Some people aren't going to like this at all. "The Tyranny of Emotion" (Mic'd Up, January 29, 2016) includes a discussion with Michael Hichborn of the Lepanto Institute about the Alpha program being implemented in many places and notably in Detroit; and Dr. Jay Boyd, who offers an in-depth discussion of Sherry Waddell's Forming Intentional Disciples with some cautions.
The upshot seems concisely expressed in the question: why are Catholics embracing these 'watered-down' and 'protestantized' sorts of programs when excellent Catholic alternatives exist, such as Servant of God, Fr. John Hardon's Marian Catechist Apostolate, now under the sponsorship of Cardinal Burke?
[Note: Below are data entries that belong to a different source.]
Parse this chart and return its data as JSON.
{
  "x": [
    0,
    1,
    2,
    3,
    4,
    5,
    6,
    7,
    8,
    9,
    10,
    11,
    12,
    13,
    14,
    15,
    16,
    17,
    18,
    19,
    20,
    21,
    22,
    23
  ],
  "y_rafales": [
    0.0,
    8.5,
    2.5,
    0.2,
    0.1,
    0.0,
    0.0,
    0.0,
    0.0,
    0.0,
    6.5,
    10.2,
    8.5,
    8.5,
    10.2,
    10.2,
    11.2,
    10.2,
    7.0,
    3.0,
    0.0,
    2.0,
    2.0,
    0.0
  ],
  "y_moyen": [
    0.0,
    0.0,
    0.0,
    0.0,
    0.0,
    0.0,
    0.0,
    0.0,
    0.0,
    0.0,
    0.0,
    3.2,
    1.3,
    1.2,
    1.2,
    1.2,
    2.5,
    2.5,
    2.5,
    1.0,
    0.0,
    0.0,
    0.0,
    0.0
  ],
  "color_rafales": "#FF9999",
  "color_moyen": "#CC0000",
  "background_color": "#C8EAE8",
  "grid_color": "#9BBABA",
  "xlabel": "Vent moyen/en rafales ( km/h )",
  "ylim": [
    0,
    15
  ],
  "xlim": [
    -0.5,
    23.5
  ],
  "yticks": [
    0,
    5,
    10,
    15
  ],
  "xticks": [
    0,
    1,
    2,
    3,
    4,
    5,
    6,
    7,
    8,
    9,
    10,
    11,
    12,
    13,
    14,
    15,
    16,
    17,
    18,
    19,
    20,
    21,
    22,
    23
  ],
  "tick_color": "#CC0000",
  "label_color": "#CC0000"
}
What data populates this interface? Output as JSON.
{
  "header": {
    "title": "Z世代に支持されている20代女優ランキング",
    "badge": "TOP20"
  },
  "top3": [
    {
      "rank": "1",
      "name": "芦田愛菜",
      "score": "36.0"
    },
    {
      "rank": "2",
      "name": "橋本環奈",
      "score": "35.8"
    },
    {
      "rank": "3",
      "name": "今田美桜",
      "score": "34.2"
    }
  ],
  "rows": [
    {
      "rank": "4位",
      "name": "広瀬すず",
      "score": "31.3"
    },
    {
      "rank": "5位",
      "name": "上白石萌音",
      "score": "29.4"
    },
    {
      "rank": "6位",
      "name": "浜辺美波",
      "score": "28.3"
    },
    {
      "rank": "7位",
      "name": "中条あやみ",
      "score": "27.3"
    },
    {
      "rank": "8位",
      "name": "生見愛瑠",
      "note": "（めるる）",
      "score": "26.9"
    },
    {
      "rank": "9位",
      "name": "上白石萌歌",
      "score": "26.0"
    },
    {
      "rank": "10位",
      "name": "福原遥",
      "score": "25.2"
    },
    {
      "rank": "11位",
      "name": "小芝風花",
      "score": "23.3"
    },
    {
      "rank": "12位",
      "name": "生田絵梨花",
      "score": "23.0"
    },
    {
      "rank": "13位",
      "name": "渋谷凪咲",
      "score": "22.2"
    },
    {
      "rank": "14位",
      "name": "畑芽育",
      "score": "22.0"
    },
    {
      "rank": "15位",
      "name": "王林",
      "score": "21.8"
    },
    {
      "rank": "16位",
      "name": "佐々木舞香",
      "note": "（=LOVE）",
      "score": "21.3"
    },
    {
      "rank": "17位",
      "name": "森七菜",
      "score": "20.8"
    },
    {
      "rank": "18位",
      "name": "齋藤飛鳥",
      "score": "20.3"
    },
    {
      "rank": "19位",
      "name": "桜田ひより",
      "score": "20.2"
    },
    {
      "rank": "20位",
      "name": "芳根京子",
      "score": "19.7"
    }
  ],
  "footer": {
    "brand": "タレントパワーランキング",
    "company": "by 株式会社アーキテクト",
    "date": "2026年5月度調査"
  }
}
Not to mention all the hazards of emotionally-charged low-information evangelization with potentially misleading components. Food for thought. One can hardly say "food for feeling," can we!
Update: William J. Cork, D.Min., "Is ALPHA for Catholics??," offers a fairly detailed outline and critique of Alpha, arguing that it promotes (a) an individualistic Christianity, (b) a congregationalist ecclesiology, (c) an evangelical perspective on the sacraments, as well as (d) a charismatic agenda. The author concludes:
Despite the commendable intent of Alpha to evangelize the unchurched by facilitating an initial encounter with Jesus Christ, we must conclude that even with a Catholic supplement, it remains deficient, and cannot be recommended for Catholic use. Alpha does not fulfill the expectations for Catholic catechesis and evangelization, and presents what Catholics must see as an impoverished and distorted Gospel. It is not "basic Christianity," but is Charismatic Protestantism. To tack Catholic elements to be tacked onto the end, especially issues of Church and Sacrament, denies the integral nature of Christian revelation.